The impossibility of predicting the future has been brought home to me with a vengeance! My friend of 30 years, former business partner and teacher Brian Doyle passed away last night. When we last met, 10 days ago he was planning to be home from hospital within 2 to 4 days!
Brian taught me much of what I know about scheduling. Many of the themes running through these blogs are echoes of his thought and ideas.
- Keep the schedule simple and elegant.
- Make sure you get buy-in from the front line supervisors who will actually do the work (they’re going to do what they’re going to do, it helps if the schedule agrees).
- Understand the strengths and weaknesses of both the CPM methodology and the scheduling tools you use.
- Communicate, communicate and then communicate.
- Many useful heuristics on the way building projects in particular shape up from a time perspective.
- Keep focused on the big picture not the details.

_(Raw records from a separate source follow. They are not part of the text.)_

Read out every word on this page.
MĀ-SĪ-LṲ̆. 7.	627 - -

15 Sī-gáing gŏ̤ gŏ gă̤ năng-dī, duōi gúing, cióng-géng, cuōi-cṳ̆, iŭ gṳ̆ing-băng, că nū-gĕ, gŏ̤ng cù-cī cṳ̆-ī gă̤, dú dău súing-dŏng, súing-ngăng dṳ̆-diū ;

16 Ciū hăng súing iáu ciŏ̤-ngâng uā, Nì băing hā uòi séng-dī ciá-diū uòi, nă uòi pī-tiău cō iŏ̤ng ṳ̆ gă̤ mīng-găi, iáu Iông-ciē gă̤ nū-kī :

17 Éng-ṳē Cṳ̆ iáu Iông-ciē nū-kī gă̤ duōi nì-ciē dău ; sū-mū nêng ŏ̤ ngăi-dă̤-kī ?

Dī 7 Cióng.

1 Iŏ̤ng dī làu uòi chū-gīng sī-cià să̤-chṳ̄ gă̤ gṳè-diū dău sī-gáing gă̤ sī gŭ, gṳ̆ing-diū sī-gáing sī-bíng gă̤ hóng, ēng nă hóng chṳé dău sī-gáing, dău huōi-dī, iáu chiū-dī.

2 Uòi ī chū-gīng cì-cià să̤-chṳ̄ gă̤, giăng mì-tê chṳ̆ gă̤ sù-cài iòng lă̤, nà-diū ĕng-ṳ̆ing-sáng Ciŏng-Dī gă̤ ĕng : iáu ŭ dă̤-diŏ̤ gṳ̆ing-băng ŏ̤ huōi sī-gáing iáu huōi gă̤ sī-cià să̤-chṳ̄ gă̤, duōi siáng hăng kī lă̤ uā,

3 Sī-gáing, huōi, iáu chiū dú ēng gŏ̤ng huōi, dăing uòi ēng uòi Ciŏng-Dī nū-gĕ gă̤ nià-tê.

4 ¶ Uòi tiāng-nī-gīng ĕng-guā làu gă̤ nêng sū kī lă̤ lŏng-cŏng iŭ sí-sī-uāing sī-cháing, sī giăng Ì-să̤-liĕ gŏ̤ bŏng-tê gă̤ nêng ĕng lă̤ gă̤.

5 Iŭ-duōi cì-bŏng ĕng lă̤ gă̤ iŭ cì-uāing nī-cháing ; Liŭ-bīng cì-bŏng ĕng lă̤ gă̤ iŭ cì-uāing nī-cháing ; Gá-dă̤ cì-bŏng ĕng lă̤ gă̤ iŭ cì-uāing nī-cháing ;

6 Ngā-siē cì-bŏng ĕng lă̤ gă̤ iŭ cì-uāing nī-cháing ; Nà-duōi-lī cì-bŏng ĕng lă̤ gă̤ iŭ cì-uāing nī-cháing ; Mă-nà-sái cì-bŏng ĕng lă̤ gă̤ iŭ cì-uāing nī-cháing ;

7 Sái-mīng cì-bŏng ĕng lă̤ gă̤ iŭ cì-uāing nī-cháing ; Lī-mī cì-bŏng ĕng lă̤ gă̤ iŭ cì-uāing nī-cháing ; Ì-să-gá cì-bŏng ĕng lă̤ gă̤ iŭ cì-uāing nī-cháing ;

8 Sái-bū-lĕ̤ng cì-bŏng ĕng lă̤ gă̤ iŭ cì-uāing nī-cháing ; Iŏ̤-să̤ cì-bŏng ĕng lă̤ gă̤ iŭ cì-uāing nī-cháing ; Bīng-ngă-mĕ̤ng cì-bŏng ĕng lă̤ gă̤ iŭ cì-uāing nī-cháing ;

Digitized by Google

- Common sense is a very rare commodity in people and totally absent in computers.
- Any wine will do as long as it is high quality and red.
Brian’s life has been long and varied, from the British merchant marine to helping develop the Queensland scheduling business for Tracy Brunstrom and Hammond, to running his on consultancy and for a while partnering me in the Micro Planner business. Along the way he was the founding secretary of the Project Managers Forum, the forerunner of the Australian Institute of Project Management. Our thoughts are with his family.
I have just stared negotiations with a publisher to write ‘my book’ Scheduling for Effect. The book is some 18 to 20 moths of hard work away but it will be dedicated to a great scheduler and a better friend. Hopefully it will be a fitting tribute.